The trident suddenly felt terribly heavy in Rin’s hands.
“That’s not fair.” She heard a faint buzzing in her ears. “He’s dead—You can’t—That’s not fair.”
“I know,” Nezha said softly. The anger had left him as quickly as it had come. He sounded exhausted. He sat, shoulders slouched, mindlessly shredding blades of grass with his fingers. “I’m sorry. I don’t know why I said that.
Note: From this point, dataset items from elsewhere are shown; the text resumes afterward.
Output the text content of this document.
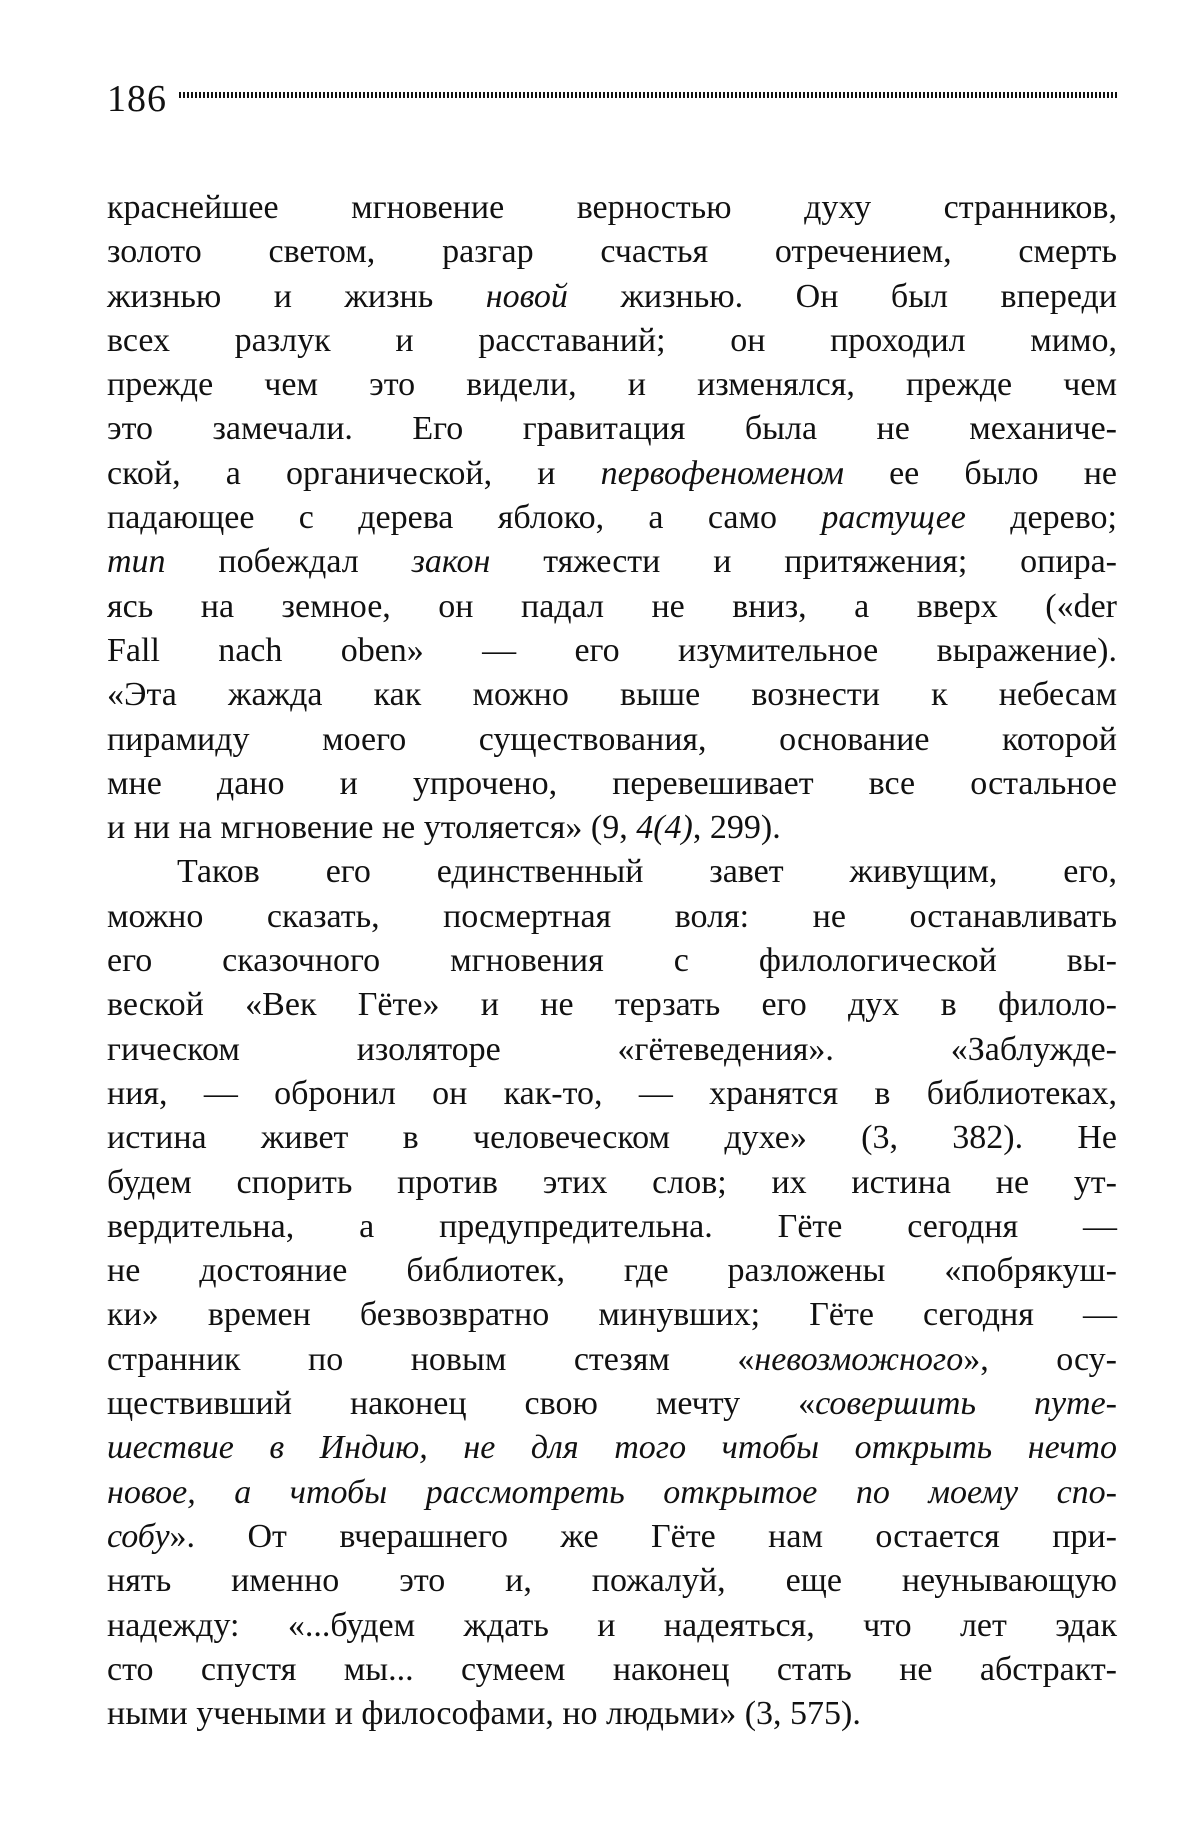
186
краснейшее мгновение верностью духу странников,
золото светом, разгар счастья отречением, смерть
жизнью и жизнь новой жизнью. Он был впереди
всех разлук и расставаний; он проходил мимо,
прежде чем это видели, и изменялся, прежде чем
это замечали. Его гравитация была не механиче-
ской, а органической, и первофеноменом ее было не
падающее с дерева яблоко, а само растущее дерево;
тип побеждал закон тяжести и притяжения; опира-
ясь на земное, он падал не вниз, а вверх («der
Fall nach oben» — его изумительное выражение).
«Эта жажда как можно выше вознести к небесам
пирамиду моего существования, основание которой
мне дано и упрочено, перевешивает все остальное
и ни на мгновение не утоляется» (9, 4(4), 299).
Таков его единственный завет живущим, его,
можно сказать, посмертная воля: не останавливать
его сказочного мгновения с филологической вы-
веской «Век Гёте» и не терзать его дух в филоло-
гическом изоляторе «гётеведения». «Заблужде-
ния, — обронил он как-то, — хранятся в библиотеках,
истина живет в человеческом духе» (3, 382). Не
будем спорить против этих слов; их истина не ут-
вердительна, а предупредительна. Гёте сегодня —
не достояние библиотек, где разложены «побрякуш-
ки» времен безвозвратно минувших; Гёте сегодня —
странник по новым стезям «невозможного», осу-
ществивший наконец свою мечту «совершить путе-
шествие в Индию, не для того чтобы открыть нечто
новое, а чтобы рассмотреть открытое по моему спо-
собу». От вчерашнего же Гёте нам остается при-
нять именно это и, пожалуй, еще неунывающую
надежду: «...будем ждать и надеяться, что лет эдак
сто спустя мы... сумеем наконец стать не абстракт-
ными учеными и философами, но людьми» (3, 575).
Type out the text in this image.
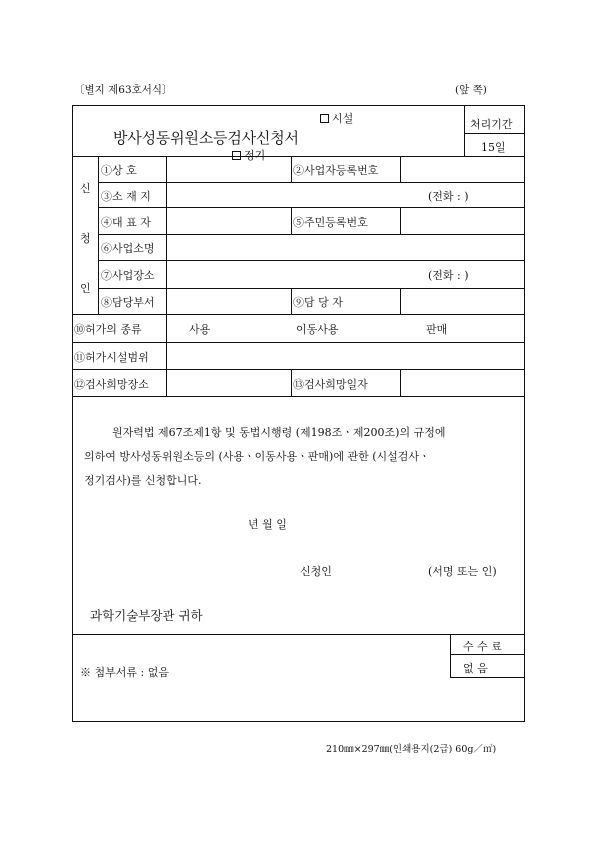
〔별지 제63호서식〕	(앞 쪽)
시설
방사성동위원소등검사신청서
정기
처리기간
15일
신
청
인
①상 호	②사업자등록번호
③소 재 지	(전화 : )
④대 표 자	⑤주민등록번호
⑥사업소명
⑦사업장소	(전화 : )
⑧담당부서	⑨담 당 자
⑩허가의 종류	사용	이동사용	판매
⑪허가시설범위
⑫검사희망장소	⑬검사희망일자
원자력법 제67조제1항 및 동법시행령 (제198조ㆍ제200조)의 규정에
의하여 방사성동위원소등의 (사용ㆍ이동사용ㆍ판매)에 관한 (시설검사ㆍ
정기검사)를 신청합니다.
년 월 일
신청인	(서명 또는 인)
과학기술부장관 귀하
수 수 료
없 음
※ 첨부서류 : 없음
210㎜×297㎜(인쇄용지(2급) 60g／㎡)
I know how much you cared about him.”
“I’m not talking about Altan,” she said. “Not with you. Not now. Not ever.”
“All right,” he said. He gave her a look that she didn’t understand, a look that might have been equal parts pity and disappointment, and that made her desperately uncomfortable. “All right.”
Three days later the council finally came to a joint decision. At least, Vaisra and Tsolin came up with a solution short of immediate military action, and then argued the others into submission.
“We’re going to starve them out,” Vaisra announced. “The south is the agricultural breadbasket of the Empire. If the northern provinces won’t secede, then we’ll simply stop feeding them.”
Takha balked. “You’re asking us to reduce our exports by at least a third.”
“So you’ll bleed income for a year or two,” said Vaisra. “And then your prices will jack up in the next year. The north is in no position to become agriculturally self-sufficient now. If you make this one-time sacrifice, that’s likely the end of tariffs, too. Beggars have no leverage.”
“What about the coastal routes?” Charouk asked.
Rin had to admit that was a fair point. The Western Murui and Golyn River weren’t the only rivers that crossed into the northern provinces.
Those provinces could easily smuggle food up the coastline by sending merchants down in the guise of southerners to buy up food stores. They had more than enough silver.
“Moag will cover them,” said Vaisra.
Charouk looked amazed. “You’re trusting the Pirate Queen?”
“It’s in her best interest,” Vaisra said. “For every blockade runner’s ship she seizes, her fleet gets seventy percent of the profits. She’d be a fool to double-cross us.”
“The north has other grain supplies, though,” Gurubai pointed out. “Hare Province has arable land, for instance—”
“No, they don’t.” Jinzha looked smug. “Last year the Hare Province suffered a blight and ran out of seed grain. We sold them several boxes of high-yielding seed.”
“I remember,” said Tsolin. “If you were trying to curry favor, it didn’t work.”